The 37-year-old accused the result of being “manipulated” in the immediate aftermath of the incident, but has since remained silent, and has not posted on social media since before the race at the Yas Marina Circuit.
He is yet to commit to driving in the 2022 season as he awaits the findings of an FIA investigation into the events in Abu Dhabi.
With many F1 fans feeling that Hamilton was harshly treated, former F1 driver Coulthard, who achieved 13 wins across 16 seasons either side of the millennium, believes may actively be avoiding conversations about the end of the season to distance himself from the disappointment.

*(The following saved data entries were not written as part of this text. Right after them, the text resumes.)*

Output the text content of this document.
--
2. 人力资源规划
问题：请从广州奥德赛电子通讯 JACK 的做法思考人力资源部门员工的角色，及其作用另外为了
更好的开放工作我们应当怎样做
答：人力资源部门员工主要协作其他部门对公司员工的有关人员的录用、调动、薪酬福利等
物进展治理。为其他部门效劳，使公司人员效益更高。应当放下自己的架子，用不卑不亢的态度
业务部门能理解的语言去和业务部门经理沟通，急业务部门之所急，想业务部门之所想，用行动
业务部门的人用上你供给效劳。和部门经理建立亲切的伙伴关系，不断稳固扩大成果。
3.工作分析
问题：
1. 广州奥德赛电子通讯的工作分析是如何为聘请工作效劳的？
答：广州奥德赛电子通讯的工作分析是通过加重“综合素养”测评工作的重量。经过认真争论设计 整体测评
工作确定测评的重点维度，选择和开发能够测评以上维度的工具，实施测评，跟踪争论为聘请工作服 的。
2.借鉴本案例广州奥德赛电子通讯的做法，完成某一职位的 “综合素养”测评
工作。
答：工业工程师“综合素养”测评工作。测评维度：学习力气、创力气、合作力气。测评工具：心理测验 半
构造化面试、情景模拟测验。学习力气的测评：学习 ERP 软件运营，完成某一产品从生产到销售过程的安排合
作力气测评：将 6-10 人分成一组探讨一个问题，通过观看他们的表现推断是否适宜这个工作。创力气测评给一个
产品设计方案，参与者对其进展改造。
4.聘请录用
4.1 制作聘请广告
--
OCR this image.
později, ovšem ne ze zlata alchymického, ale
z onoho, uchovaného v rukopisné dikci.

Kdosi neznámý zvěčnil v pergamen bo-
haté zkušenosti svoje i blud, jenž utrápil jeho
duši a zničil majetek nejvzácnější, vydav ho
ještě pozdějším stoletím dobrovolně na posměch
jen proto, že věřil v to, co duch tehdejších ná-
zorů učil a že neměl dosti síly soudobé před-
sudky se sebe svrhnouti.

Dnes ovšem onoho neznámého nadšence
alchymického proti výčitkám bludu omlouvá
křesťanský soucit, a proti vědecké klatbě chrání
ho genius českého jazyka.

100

“I think he will be bored with everyone saying to him, ‘You were robbed, Lewis!’ or ‘You’re the people’s champion, Lewis!’,” Coulthard suggested to The Telegraph.
“He’ll be avoiding even having those conversations. I can’t compare myself to Lewis in terms of success or speed but one thing I think I can relate to is that emotional detachment, once the moment’s gone.
“The euphoria of success wears off quite quickly, and the disappointment of defeat wears off quite quickly as well.”
Hamilton’s future remains unclear with less than a month until the first round of testing ahead of the new season, which will take place in Barcelona in the final week of February.
Coulthard nonetheless expects his compatriot to honour a two-year deal signed in July of last year and continue chasing a record-setting eighth world title.
“The big decision was when he committed to that new two-year contract midway through last season. I don’t think Abu Dhabi changes anything.
“Of course he would have liked to have won. And I think he was very emotional, as anyone would be under the circumstances.
“But I think the reality is the shock was probably far less for him than it would have been for Toto [Wolff, Mercedes team boss], or the rest of the team, or his fans.”